On another spectrum, cockpit and cabin crews—the list includes interviews, hiring decisions, training, inflight reviews, discipline, trip assignments, flight releases, etc. It is important to note that these personnel decisions were front and center with the Norwegian Air case.
Each of these incremental mutuality contracts between airlines of different flag will create economic (DoT & Congress) and safety concerns (FAA and Congress).
The rungs of this ladder will progressively and collectively test the interstices between what does and does not constitute control. The economic legal analysis will mandate granular examinations of documents, long in pages, heavy in compound/complex sentences and replete with dependent clauses.
Typical constructs for this type of transaction, like “power-by-the-hour”, are not familiar to most economic regulators; discerning whether placing the QC decision in Carrier A’s organization, is that an indicium of control of Carrier B? Continuing up that continuum, there are a myriad of points and combination of such factors, which will likely be posed by the airline counsels.
It may be wise to prepare for the eventuality, not just a possibility, by the assignments by the DoT General Counsel of lawyers to be educated on the intricacies of these terms.
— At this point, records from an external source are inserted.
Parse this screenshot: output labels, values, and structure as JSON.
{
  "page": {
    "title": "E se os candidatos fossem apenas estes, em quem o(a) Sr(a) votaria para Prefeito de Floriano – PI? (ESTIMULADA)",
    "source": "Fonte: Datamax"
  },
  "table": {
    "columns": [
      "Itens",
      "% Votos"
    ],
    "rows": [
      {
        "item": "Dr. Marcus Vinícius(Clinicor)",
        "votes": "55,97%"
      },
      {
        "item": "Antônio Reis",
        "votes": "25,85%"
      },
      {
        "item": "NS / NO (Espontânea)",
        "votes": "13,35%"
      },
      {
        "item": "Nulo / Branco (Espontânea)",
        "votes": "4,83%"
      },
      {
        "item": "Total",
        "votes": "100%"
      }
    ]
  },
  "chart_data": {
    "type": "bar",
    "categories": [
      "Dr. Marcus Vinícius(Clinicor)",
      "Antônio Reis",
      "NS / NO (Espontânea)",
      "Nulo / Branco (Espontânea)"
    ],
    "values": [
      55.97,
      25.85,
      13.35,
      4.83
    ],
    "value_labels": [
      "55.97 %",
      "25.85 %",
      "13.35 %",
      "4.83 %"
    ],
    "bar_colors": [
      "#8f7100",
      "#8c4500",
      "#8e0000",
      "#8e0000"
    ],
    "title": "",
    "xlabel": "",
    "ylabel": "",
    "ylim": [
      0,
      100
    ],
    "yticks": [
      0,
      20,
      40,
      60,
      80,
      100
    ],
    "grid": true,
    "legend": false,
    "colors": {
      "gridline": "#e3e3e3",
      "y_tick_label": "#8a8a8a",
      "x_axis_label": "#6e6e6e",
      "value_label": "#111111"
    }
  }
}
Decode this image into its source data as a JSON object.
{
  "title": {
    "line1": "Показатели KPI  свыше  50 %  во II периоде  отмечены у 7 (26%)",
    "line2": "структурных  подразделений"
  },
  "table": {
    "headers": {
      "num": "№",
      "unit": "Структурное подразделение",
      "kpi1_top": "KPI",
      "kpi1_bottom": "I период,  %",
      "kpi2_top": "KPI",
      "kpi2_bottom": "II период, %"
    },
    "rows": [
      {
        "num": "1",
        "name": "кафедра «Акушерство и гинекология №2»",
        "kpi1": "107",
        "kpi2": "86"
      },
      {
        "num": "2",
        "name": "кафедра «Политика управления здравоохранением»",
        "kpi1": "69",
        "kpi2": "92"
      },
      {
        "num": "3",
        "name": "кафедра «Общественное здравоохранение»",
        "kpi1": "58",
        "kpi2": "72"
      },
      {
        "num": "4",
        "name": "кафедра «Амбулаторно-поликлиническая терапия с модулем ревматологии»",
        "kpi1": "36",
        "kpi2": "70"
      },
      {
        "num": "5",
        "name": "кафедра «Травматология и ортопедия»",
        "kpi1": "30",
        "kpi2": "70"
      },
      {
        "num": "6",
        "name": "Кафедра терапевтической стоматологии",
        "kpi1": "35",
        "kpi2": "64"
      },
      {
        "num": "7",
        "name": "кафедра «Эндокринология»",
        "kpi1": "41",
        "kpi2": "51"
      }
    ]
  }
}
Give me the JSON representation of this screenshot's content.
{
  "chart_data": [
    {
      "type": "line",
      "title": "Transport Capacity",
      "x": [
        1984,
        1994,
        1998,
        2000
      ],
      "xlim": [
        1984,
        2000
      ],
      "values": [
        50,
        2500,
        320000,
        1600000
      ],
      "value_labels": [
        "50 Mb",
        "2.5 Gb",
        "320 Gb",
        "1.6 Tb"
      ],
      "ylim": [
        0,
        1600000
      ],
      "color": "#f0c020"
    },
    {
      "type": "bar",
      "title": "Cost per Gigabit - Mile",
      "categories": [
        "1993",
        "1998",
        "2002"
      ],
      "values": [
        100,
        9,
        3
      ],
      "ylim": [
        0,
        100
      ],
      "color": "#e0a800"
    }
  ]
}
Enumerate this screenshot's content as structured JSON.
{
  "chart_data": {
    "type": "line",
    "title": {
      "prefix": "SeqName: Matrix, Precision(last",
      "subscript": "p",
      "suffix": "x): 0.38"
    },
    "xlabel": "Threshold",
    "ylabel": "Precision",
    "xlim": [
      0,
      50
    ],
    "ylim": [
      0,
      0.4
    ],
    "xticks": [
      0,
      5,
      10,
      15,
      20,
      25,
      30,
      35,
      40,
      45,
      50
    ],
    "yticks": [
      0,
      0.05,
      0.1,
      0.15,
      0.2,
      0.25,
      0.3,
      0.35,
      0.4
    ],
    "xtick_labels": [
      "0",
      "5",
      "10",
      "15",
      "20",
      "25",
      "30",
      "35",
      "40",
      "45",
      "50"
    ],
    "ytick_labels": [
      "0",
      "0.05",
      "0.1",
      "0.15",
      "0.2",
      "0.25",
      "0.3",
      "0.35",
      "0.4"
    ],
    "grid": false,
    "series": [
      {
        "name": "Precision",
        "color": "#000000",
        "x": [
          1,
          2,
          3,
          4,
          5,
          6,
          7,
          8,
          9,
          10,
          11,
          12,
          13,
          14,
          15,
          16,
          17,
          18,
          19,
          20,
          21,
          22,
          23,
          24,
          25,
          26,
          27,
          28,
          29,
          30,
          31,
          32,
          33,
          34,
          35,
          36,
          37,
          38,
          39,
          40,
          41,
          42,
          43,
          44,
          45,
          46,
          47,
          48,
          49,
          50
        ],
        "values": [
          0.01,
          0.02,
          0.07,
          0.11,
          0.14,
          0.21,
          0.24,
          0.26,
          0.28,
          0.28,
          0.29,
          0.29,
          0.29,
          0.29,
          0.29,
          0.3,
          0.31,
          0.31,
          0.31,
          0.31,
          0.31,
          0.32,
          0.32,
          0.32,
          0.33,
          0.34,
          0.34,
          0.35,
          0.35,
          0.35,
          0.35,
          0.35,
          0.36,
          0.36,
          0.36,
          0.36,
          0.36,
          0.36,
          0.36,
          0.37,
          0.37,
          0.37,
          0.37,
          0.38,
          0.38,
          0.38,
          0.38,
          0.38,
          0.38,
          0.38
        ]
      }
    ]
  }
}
Once the “test case” passes review, it is easy to forecast that contract will be soon followed by contract, etc. Any misstep in this process will lead to a loss of regulatory boundaries.
Onto to safety considerations–
The FAA field personnel may be more familiar with the minutiae of these agreements, but their understanding of these terms is not in the context of a dynamic agreements. For example, what step along the way up this commercial relationship mandates greater scrutiny by the FAA? Does it matter that Carrier B is located in a country which has a CAA with staff not expected to be able to carry the load? Assume that Carrier A has an established and high order functioning SMS program, but neither Carrier B nor its CAA has developed much SMS competence?
Again, the variations and circumstances will pose big challenges for regulatory review. The sensitivity is magnified by the fact that the FAA’s relationship with other CAAs involve a number of substantive and diplomatic considerations. If a proposed agreement is submitted for review to the CHDO of carrier A, identifying certain CAA as not being fully competent to deal with authority proposed to be assigned under the contract could create an international faux pas.
The FAA has a set of tests of what constitutes control under fractional ownership, but those criteria may be too simplistic for these commercial/operational issues. The interconnections between and among these individual elements of these commercial transactions are exceedingly complex and resolution of the questions will be difficult in the real time demands of these requests. Again, it may behoove the FAA to dedicate staff to assessing these variables.
- The sky is not falling, but there is a clear cloud coming. Behind that visible storm may be turbulence for which the DoT and FAA would be well advised to prepare. As Robert Baden-Powell instructed his Boy Scouts estote parati or “Be Prepared”.